On cats and dogs. And chickens. And a horse. And a mule.
Halloween night 1976. One of my older brothers returned from a youth group party with a package under his arm which he quietly placed in my mom’s lap. It was a puppy — a little black puppy. A friend’s dog had a litter and this was the last one.
I woke up the next morning, it being two days after my birthday, and was overjoyed at my new present. Of course, it was my dog — whose else would it be that close to my birthday? We had other dogs and a couple of cats in the past, but I was too young to remember them. My mom developed cat allergies, and the elder brothers were too busy to help with the dogs.
Our Halloween dog, Spooky, lived with us for 13 years – the only pet my folks kept around. That’s what got me started on allergy shots and antihistamines. I was willing to live with those things if I could have Spooky in the house.
This morning I woke up with a cat sleeping against my leg, a dog on the other side of the bed, and a second cat meowing in my face from atop my bedside table. This is now typical.
In our little house, we have five cats and two dogs. In the backyard coop, we have two hens. On a local farm, we have a horse and a mule. I married into all this. It’s crazy, preposterous, loud, and hilarious.
When the dogs go out in the backyard, little Elsa always has to be the first one at the door. She will literally shove her sister Stella out of the way to get that spot. The door opens and the dogs practically trample one of the cats who’s waiting to come in. Then another cat wants out. And another. And another. And another. Phoebe, Bella, Junebug, and Camille. The only cat who doesn’t go outside, as much as he thinks he wants to, is Flynn.
The chickens are a new thing. We ordered 3 hen chicks this past January, and they arrived at the start of March. We get a call from the post office that we have a box that’s cheeping — we need to pick them up before six. Our big problem: this was the day that our house got flooded into the second floor, and our coop was on its way to the Mississippi, and our yard was a lake.

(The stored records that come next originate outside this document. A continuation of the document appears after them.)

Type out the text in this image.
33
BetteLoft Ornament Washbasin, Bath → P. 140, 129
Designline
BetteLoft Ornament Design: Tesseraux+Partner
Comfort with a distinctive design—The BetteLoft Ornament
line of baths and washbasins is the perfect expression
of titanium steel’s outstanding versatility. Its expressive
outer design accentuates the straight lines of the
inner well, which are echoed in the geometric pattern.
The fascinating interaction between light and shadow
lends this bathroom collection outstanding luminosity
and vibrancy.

We are grateful for friends who took the chicks in and raised them for six weeks while we lived in our church gymnasium for the next four months. Once we bought a house in town — on high ground, with a big backyard — the chickens could finally come home to us. Except only two of them were hens, and an extra rooster had been packed in the box.
Luckily, we re-homed the boys, and the lovely ladies, Belinda and Brandi, have been gifting us with eggs these past number of months. I don’t have much interaction with Eddie the horse and Buck the mule outside of occasionally accompanying my wife to the farm to feed them and to say hey to the other equines. And ducks. And chickens. And sheep.
The sheer beauty of all these critters, along with their unique personalities and antics, keeps us entertained every single day. Elsa the dog is a cat whisperer. They all love her, especially Phoebe who will cuddle next to her on the couch. Oh, yeah, we don’t sit on the couch. Apparently, the couch — along with seven other beds, sofas, and chairs — are all critter-occupied.
Stella loves people, but not other animals all too much. Bella the cat will only drink from the bathroom sink. Flynn, the ginger cat, has thumbs on his front paws. Plus, I haven’t even mentioned the young cat who hangs out on our front porch and back deck and loves to snuggle on our laps. Hunter (we call him Stinker) makes his way to a few different houses. The folks next door leave him food in the mornings, as well as a porch bed. Every now and then, when he tries to get in our house, I have to look twice to make sure he’s not one of ours. But, we consider him just that.
I still get allergy shots and take Zyrtec every day. It’s a lovely price to pay to live with such an amazing menagerie.